The defendant's testimony was that after the corporation had secured the contract with Lockheed, he requested the plaintiff carry out their agreement to relieve the parties of their personal obligation to the bank. Plaintiff refused to comply and sometime in May of 1960, upon plaintiff’s continued refusal, defendant refused to pay any further interest on this note or to sign a renewal note to replace it. Testimony going to the issue of the payment of interest on this note was by the plaintiff who testified that he and the defendant each paid fifty per cent of the interest due on this note and that the interest was paid. The exact question he was asked was: “And was the interest paid on that note?” His answer was: “Yes, sir.” There was no other evidence as to the payment of interest on this note. Plaintiff then testified that, upon defendant’s continued refusal to sign a renewal note, he and his wife did sign a note to replace the jointly signed note of December 30, 1955.

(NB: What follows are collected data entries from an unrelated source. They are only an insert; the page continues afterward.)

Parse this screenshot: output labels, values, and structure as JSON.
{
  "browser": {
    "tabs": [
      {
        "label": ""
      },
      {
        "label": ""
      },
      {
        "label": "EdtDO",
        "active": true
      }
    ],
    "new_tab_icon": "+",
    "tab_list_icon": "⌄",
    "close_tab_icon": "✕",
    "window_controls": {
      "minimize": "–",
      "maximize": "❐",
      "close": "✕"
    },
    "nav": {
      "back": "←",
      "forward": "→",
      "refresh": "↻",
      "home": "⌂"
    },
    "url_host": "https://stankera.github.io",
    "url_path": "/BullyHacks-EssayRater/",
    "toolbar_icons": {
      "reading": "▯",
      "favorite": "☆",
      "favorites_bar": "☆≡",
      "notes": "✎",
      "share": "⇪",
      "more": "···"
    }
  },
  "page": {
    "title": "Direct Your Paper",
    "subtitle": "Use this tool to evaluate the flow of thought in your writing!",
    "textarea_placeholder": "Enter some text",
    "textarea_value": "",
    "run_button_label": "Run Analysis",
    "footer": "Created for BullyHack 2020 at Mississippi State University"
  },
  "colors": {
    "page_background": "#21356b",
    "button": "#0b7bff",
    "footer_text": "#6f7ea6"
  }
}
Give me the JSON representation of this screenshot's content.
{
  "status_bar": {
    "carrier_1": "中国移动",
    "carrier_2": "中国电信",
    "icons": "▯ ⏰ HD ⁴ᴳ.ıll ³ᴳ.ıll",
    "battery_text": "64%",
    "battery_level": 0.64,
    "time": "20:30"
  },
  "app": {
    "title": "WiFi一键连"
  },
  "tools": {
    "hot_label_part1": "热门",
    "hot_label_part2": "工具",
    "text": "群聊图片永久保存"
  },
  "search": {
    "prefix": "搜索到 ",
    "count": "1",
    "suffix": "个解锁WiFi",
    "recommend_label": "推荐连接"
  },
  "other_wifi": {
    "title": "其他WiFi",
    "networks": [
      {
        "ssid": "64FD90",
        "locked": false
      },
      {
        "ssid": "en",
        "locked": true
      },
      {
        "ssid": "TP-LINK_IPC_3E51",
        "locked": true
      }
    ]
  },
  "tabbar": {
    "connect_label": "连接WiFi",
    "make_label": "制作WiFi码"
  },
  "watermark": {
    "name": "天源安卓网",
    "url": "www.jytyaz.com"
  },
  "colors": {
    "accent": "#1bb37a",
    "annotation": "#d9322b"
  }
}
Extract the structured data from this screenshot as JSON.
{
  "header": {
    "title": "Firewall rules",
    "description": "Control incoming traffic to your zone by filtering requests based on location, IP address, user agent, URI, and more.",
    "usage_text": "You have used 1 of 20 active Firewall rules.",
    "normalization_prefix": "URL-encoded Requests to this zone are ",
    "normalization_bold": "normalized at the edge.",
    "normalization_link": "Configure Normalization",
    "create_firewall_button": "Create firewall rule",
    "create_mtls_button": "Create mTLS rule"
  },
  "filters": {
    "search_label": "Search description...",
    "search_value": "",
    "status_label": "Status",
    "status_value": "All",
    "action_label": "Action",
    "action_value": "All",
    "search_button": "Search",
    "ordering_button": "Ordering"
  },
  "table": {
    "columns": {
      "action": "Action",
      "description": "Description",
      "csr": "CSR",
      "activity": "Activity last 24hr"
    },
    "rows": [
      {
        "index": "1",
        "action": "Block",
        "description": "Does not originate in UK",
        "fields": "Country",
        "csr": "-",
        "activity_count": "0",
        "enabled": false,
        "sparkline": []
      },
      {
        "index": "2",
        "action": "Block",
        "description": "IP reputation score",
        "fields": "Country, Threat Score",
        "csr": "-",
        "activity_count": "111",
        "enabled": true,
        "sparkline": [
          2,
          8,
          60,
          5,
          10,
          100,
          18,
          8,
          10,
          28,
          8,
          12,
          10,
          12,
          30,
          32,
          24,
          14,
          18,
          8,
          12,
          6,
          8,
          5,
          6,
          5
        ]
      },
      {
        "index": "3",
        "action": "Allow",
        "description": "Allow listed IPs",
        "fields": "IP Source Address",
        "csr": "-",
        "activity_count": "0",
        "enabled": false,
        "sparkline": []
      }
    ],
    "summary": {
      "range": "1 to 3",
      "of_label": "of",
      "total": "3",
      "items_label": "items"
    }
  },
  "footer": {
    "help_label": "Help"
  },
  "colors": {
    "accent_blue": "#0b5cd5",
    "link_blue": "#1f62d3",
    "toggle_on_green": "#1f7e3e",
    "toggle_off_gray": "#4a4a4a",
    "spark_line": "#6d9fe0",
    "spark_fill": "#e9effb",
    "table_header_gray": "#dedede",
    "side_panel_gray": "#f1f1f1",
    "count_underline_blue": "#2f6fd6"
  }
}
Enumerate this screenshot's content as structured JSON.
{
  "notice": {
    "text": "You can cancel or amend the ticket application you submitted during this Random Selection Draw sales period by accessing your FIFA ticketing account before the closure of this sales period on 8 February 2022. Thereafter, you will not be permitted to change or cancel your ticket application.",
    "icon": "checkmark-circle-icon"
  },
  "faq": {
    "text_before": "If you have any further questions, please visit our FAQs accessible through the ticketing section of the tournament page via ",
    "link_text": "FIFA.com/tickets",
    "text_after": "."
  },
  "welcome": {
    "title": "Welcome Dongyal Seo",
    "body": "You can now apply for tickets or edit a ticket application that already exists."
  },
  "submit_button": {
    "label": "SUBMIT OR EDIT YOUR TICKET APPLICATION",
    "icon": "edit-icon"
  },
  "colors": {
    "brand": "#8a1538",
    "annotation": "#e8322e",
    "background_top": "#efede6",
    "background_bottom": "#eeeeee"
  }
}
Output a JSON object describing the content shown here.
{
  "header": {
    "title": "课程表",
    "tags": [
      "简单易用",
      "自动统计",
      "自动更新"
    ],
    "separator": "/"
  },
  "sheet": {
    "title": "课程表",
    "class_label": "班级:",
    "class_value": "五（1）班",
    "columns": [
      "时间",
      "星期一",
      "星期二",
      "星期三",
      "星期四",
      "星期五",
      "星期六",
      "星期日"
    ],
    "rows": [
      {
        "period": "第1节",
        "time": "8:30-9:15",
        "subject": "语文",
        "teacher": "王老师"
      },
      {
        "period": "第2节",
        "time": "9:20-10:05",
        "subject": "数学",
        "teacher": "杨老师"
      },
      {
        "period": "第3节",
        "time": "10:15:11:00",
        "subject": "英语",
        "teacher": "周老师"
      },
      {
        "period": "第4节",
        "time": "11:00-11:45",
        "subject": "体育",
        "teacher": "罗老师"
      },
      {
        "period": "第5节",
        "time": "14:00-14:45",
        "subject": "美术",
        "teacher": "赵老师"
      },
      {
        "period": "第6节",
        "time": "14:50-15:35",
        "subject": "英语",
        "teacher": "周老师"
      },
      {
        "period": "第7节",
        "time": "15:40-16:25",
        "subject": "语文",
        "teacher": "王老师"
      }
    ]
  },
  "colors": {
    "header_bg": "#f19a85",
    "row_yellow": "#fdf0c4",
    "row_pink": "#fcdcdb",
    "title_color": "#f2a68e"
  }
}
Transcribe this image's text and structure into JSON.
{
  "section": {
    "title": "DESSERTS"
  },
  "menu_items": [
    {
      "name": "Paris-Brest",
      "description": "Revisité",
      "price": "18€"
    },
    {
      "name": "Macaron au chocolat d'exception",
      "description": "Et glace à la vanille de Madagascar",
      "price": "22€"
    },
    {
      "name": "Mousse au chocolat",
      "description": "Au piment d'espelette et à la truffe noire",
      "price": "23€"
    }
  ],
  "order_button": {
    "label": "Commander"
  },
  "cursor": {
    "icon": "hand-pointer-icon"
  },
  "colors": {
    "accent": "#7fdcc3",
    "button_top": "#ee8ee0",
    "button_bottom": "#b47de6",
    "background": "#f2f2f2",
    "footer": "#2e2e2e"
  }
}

This new note, signed by the plaintiffs only, was executed on December 16, 1960; the payee and the amount were the same as on the note of December 30, 1955. The plaintiff referred to this note as a “renewal” note. It was accepted by the bank in place of the note signed by all four parties and has been renewed by the plaintiff from time to time. The evidence was that he and his wife have signed new notes in the same amount on at least fourteen different occasions for renewal purposes. The bank records show the note of December 30, 1955, as paid. With reference to the payment of interest on this note the plaintiff was asked the following question and gave the answer shown: “Q During the period of May 1960 until May 1962, can you tell me, Dr. Rich, what the total interest was on that note? A $3,954.22. Q That was the total interest? A Yes. Q Did you pay that interest? A Yes.” He later testified that he was seeking half of that amount or $1,977.11,

In appeals of this nature we are to review the record de novo both upon the law and the evidence as in suits of an equitable nature and the judgment is not to be [137]*137set aside unless it is clearly erroneous. We are to give due regard to the trial court to judge the credibility of the witnesses. Supreme Court Rule 73.01(d), V.A.M.R.; § 510.310, subd. 4, RSMo 1959, V.A.M.S.

The plaintiffs devote a large portion of their brief to the contention that the original loan of the corporation ceased to be a corporate obligation on December 30, 1955, when it became a personal obligation on the part of the plaintiffs and the defendants. Doubtless their preoccupation with that question springs from some of the language used by the trial court in arriving at its judgment. However that may be, that is not the controlling issue tried nor that presented to this court and, as will appear from the balance of this opinion, a decision on that issue is not required by this appeal.

It should first be noted that there is a clear failure of proof of the allegations of the petition. The plaintiff himself testified the interest on the only note referred to in the petition was paid and was paid equally by these parties. The petition is totally silent as to interest due on any other note forming the basis of all or part of the amount allegedly due plaintiff.